Mayhem Top Ten
Howdy and welcome to Monsters and Mayhem…It’s Mayhem Tuesday!
I’ve been thinking about ordinary things that, to me, have the potential to become mayhem in the blink of an eye. For example, letting the crazier of my two cats loose with a catnip-filled toy in the house. If you’ve ever met Katie-the-Mighty, you’d know I was skating the edge of dangerous with that idea.
That let me to dream up my top ten Mayhem Makers:
10. Letting a six-year-old “cook” macaroni. That pot will never be the same again, but we did manage to get rid of the smell of burnt noodles after a few weeks.
9. Justin Bieber walking into any mall in the Midwest on a Saturday afternoon.
8. Having a birthday party for a group of 5-year-old boys at home on a rainy day. I don’t think this needs more explanation.

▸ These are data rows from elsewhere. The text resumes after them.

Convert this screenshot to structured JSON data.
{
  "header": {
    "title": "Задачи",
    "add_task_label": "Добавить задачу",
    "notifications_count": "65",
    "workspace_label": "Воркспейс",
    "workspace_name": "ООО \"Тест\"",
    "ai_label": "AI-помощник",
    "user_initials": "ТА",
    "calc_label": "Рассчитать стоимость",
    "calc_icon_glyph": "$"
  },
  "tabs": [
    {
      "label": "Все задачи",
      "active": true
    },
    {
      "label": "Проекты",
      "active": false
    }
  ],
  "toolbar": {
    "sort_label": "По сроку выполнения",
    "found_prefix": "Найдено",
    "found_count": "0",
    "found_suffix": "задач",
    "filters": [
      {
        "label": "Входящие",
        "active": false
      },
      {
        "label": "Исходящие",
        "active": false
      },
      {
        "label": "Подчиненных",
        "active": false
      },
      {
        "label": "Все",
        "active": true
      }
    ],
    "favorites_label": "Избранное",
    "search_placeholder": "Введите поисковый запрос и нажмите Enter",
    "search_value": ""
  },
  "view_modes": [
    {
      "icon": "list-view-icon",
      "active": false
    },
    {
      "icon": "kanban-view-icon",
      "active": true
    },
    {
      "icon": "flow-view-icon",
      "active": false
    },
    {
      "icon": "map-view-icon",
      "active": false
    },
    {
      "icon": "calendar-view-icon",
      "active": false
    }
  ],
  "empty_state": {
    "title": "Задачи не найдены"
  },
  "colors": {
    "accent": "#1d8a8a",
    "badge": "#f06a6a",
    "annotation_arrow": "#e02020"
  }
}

7. Letting a group of electrical engineers go out for drinks, then handing them a robot-builder kit.
6. Throwing fake vomit into a pool in the ‘Burbs. You’ll hear the screaming for miles.
5. Announcing to a large group of fans gathered at the motor-speedway that the Nascar race has been cancelled. Mass hysteria will ensure, I promise you.
4. Only half-paying attention when your 11-year-old walks by with a bag of firecrackers, an action figure, and safety glasses, muttering something about a science experiment.
3. Telling fanboys that LucasFilms has sold the rights to Star Wars to Disney. (This one has been proven true…just look at all the commentary out there.)
2. The threat of an ice storm in Dallas. Grocery store shelves will empty, the nightly news will provide dire warnings about driving on slick roads and weird dudes will wear sandwich boards proclaiming the end is nigh.
And the number one mayhem maker is….
1. Babysitting more than one toddler at a time. They move faster than you think, can climb furniture like spider monkeys, and their every thought is geared to, “Would would happen if I do this?” If you lose one and it seems awfully quiet, prepare for imminent mayhem.
Well, there’s my list…what’s on yours?